Hattie Wilkinson Meets Her Match

By: Michelle Styles
Chapter One

End of June 1816—the Tyne Valley, Northumberland

A stifled noise, halfway between a giggle and an excited gasp, caused the Honourable Harriet Wilkinson to halt in her march back to the ballroom. Her entire being tensed. She knew what that sound signalled—in Summerfield’s small card room, someone flirted with ruin.

‘None of your business, Hattie Wilkinson,’ she muttered. When had she become a censorious busybody poking her nose into other people’s lives, rather than someone who understood a ball held the possibility of romance? Today was no time to start, and particularly not at a ball to celebrate the first anniversary of Waterloo.

Another trill of laughter sounded. ‘That is highly amusing. Why should I ever feel in danger with you?’

Hattie sighed. Turning her back on an unknown couple was one thing. Turning her back on her high-spirited niece during her first foray into polite society was quite another. Far too much was at stake. Livvy with her clear blonde looks, graceful manner and more than adequate dowry had the potential to be a huge success in the London marriage market...if she was allowed to make it that far.

Hattie leant forwards and rattled the door handle.

‘I wonder,’ Hattie declared in a voice loud enough to wake the dead, ‘where on earth have my gloves gone? I suspect I left them in the card room earlier. I had better check.’

She placed her lace gloves in her reticule, counted to ten slowly and flung open the door. The snug room with its artfully arranged tables, high-backed sofa and small fire in the marble fireplace was the sort of room that could offer privacy, especially as there was an unseasonable chill in the June air. In the centre of the room, her sixteen-year-old niece stood closer than strictly proper to a gentleman in evening dress.

Hattie pointedly cleared her throat. ‘Excuse me, but I have mislaid my gloves.’

The couple sprang apart. Hattie noted Livvy’s bright pink cheeks and mussed lace. Silently she thanked her guardian angel that it was she who had happened on the couple rather than one of the old cats who prowled the corridors searching for the latest tittle-tattle.

‘This is Mr Hook, Aunt Harriet. He and I...’ Livvy flushed scarlet. ‘That is—he’s a visitor to Northumberland and...’

‘I’m looking for my gloves. Have you seen them, Livvy dear?’ she asked brightly, ignoring the way Livvy quickly attempted to straighten her bodice and how young but dangerous Mr Hook appeared with his London-cut frock-coat and tousled Corinthian-styled hair. The time for a lecture on propriety, the necessity of maintaining one’s spotless reputation and not settling for the first man who pays you a bit of attention was due later after Hattie had extracted Livvy from this tangle.

‘You must know the ones I mean, Olivia,’ she continued. ‘The lace ones which your dear mama gave me for my birthday.’

‘Your gloves, Aunt Harriet?’ Livvy did an impression of a trout, repeatedly opening and closing her mouth.

‘I think they might be in here. I was...’ Hattie paused, trying to think up a reason why she might have been in the card room earlier. Her mind refused to yield the excuse. She opted for a brilliant smile. ‘Olivia dear, would you mind helping me to search?’

Livvy behaved like any sixteen-year-old and rolled her eyes. ‘If I must, Aunt Harriet, but honestly...’

‘I positively insist. I am all sixes and sevens. Balls and me...well, the least said about my nerves the better.’ Hattie waved a vague hand, well aware that Livvy had no idea about her normal behaviour at balls and quite probably considered a twenty-seven-year-old aunt bordered on senility in the general course of events.

A crease formed between Olivia’s brows and Hattie could see the desire to appear older warring with her natural inclination to stay with her new swain. ‘Yes, you are always like this at balls. When did you last have them? Think carefully now.’

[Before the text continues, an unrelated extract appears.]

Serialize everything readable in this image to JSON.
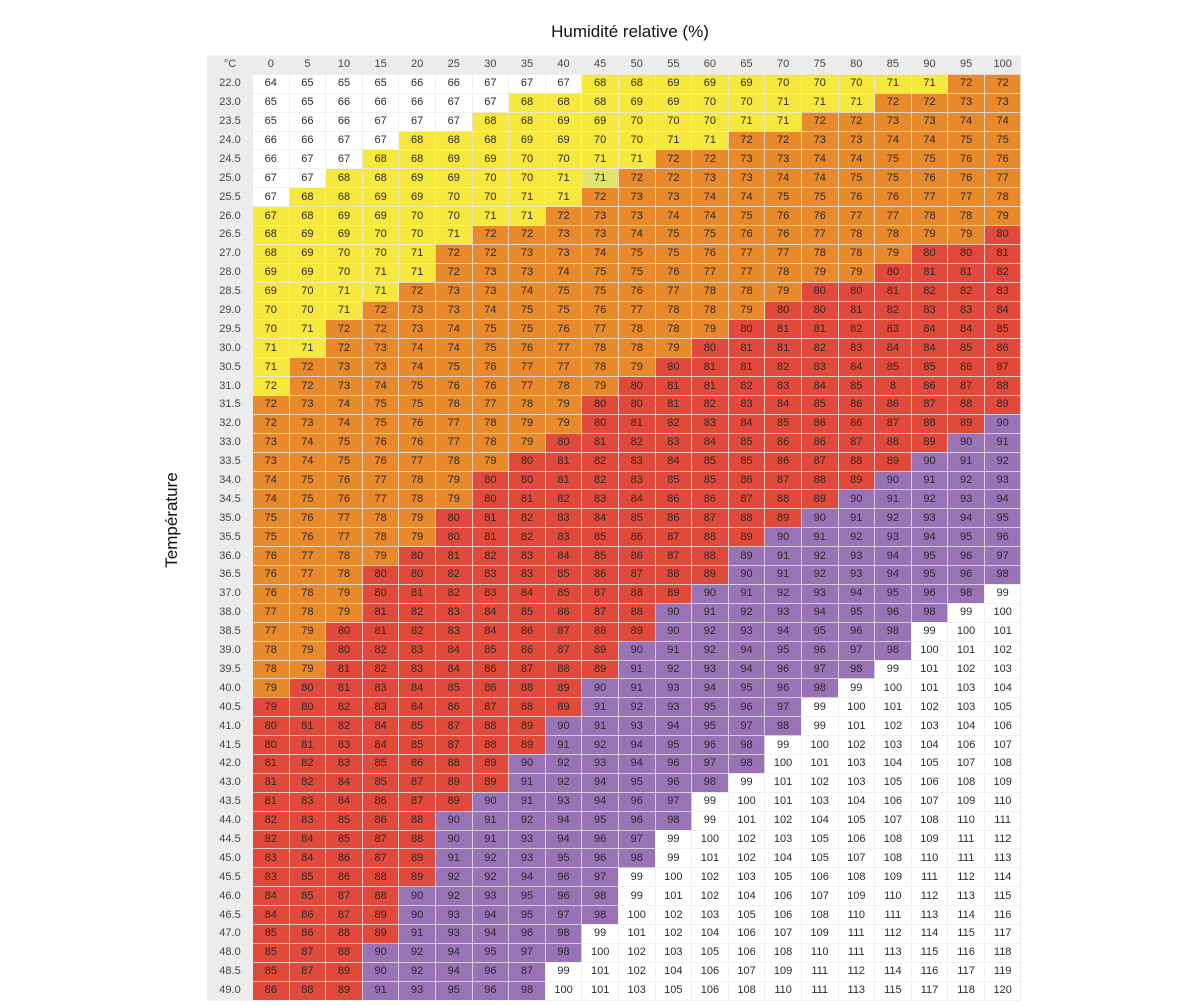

Hattie’s shoulders relaxed. Livvy had taken the bait, even down to spouting the exact words she always used with her nieces. The next stage of operation commenced now—gently guiding Livvy back to the ballroom with no moonlit detours.

‘And you will do the usual and help me to look. Your sharp eyes are so much better at finding things than my ageing ones.’

Hattie waited for Livvy’s agreement. Slowly and steadily she would prise Mr Hook from Livvy’s life before he did any lasting damage. Unlike Livvy, she knew precisely the pitfalls of London gentlemen who made extravagant promises. Whilst she had avoided ruin seven years ago, she had been unable to avoid the heartbreak that goes with discovering one’s beloved had, in fact, been another woman’s beloved at the same time. Livvy would not suffer that fate. None of her nieces would. Silently Hattie renewed her determination.